Hard to say how long the rebuild will take: standard is between a month and 3 months, really depends on what happens next. A regime of small S'ly groundswells like last winter will get the sand moving back in and in filling the quickest. More short period E swell will keep it gouged out longer. Took over a year after the May 2009 storm, which had bigger surf but wasn't rideable.
Biggest rideable surf here since July 2001 on the Monday. Sunday was bigger but unrideable through the day at it's peak. It was really something.
Looking at the short to medium term charts I'd say you're looking at more E/SE swell than S'ly swells.
Low tide is certainly much much worse than mid tide from what I've seen. High tide will be crap given the stormbar/gutter/shorey scenario from what I've seen around the place.
yeah with local winds and short periods.
That won't rebuild banks.
you get a surf in out of this swell event Don?
No I didn't Steve. I was away (from the coast) all weekend and my current surf fitness levels are very low so I tried scouting around on Tuesday with little to no luck on banks and a paddle that wasn't 400m offshore!!!
Yeh, too many Board Meetings.
Im right too assume your live around lennox FR? Every time ive had the pleasure of having to come up your way i just linger between suffolk and lennox. What happens to the beach at suffolk/broken? Everytime ive been the swell comes in rather peaky. Just wondering if a swell can make a peaky beachie straight haha
anything with S in it refracts around the edge of the cocked hat rocks, making it peak up a bit. Combine that with any residual E swell and you get peaky beachbreaks.
I thought that was the case with S swells. But theres not much damage this big NE swell can do to that beach?
big NE swells punch straight in there.
Wow ! Epic and probably the Best , biggest most Perfect looking Waves I've seen on the East Coast. So many spots firing at solid 10-15 ft. Absolutely Perfect shape. If you couy get out without a ski. Beautiful to watch, yet frustrating missing out. By Monday/The it was still big but why couldn't the waves stay same shape when breaking off Shark Nets at Broady. Well done those who scored kinda easy access to these Insane bombs
Broken/Suffolk stretch is completely gouged out...some rocks exposed at Broken I've never seen before and looks to be deep water banks way further out than normal...all reforming into straight line close outs.
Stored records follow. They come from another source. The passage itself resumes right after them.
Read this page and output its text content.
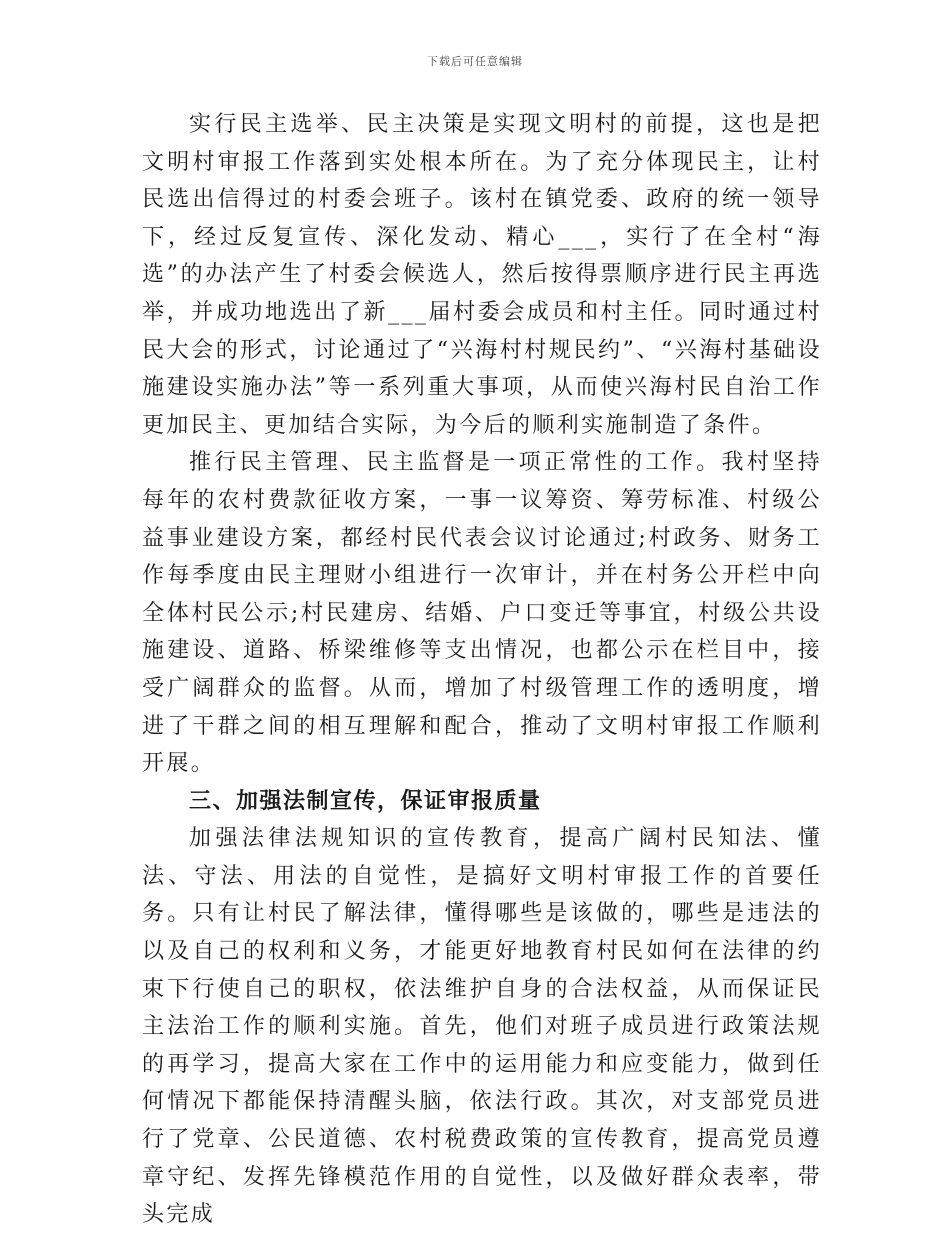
下载后可任意编辑

实行民主选举、民主决策是实现文明村的前提，这也是把文明村审报工作落到实处根本所在。为了充分体现民主，让村民选出信得过的村委会班子。该村在镇党委、政府的统一领导下，经过反复宣传、深化发动、精心___，实行了在全村“海选”的办法产生了村委会候选人，然后按得票顺序进行民主再选举，并成功地选出了新___届村委会成员和村主任。同时通过村民大会的形式，讨论通过了“兴海村村规民约”、“兴海村基础设施建设实施办法”等一系列重大事项，从而使兴海村民自治工作更加民主、更加结合实际，为今后的顺利实施制造了条件。

推行民主管理、民主监督是一项正常性的工作。我村坚持每年的农村费款征收方案，一事一议筹资、筹劳标准、村级公益事业建设方案，都经村民代表会议讨论通过;村政务、财务工作每季度由民主理财小组进行一次审计，并在村务公开栏中向全体村民公示;村民建房、结婚、户口变迁等事宜，村级公共设施建设、道路、桥梁维修等支出情况，也都公示在栏目中，接受广阔群众的监督。从而，增加了村级管理工作的透明度，增进了干群之间的相互理解和配合，推动了文明村审报工作顺利开展。

三、加强法制宣传，保证审报质量

加强法律法规知识的宣传教育，提高广阔村民知法、懂法、守法、用法的自觉性，是搞好文明村审报工作的首要任务。只有让村民了解法律，懂得哪些是该做的，哪些是违法的以及自己的权利和义务，才能更好地教育村民如何在法律的约束下行使自己的职权，依法维护自身的合法权益，从而保证民主法治工作的顺利实施。首先，他们对班子成员进行政策法规的再学习，提高大家在工作中的运用能力和应变能力，做到任何情况下都能保持清醒头脑，依法行政。其次，对支部党员进行了党章、公民道德、农村税费政策的宣传教育，提高党员遵章守纪、发挥先锋模范作用的自觉性，以及做好群众表率，带头完成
May suit sub 3ft swells for shorey reforms on certain tides...other than that its a long way back for that stretch of beach.
Outside Tallows was pretty epic Monday though :-)
New storm banks have formed on the open beaches on the Mid nth Coast! Still pumpin thru wed/ thur! lovin this run of East swell as it's the perfect direction for heaps of setups here, wind has also lined up with w/nor/ w to west everyday! Yew!! & still 4to 5ft. Keep it comin Huey!!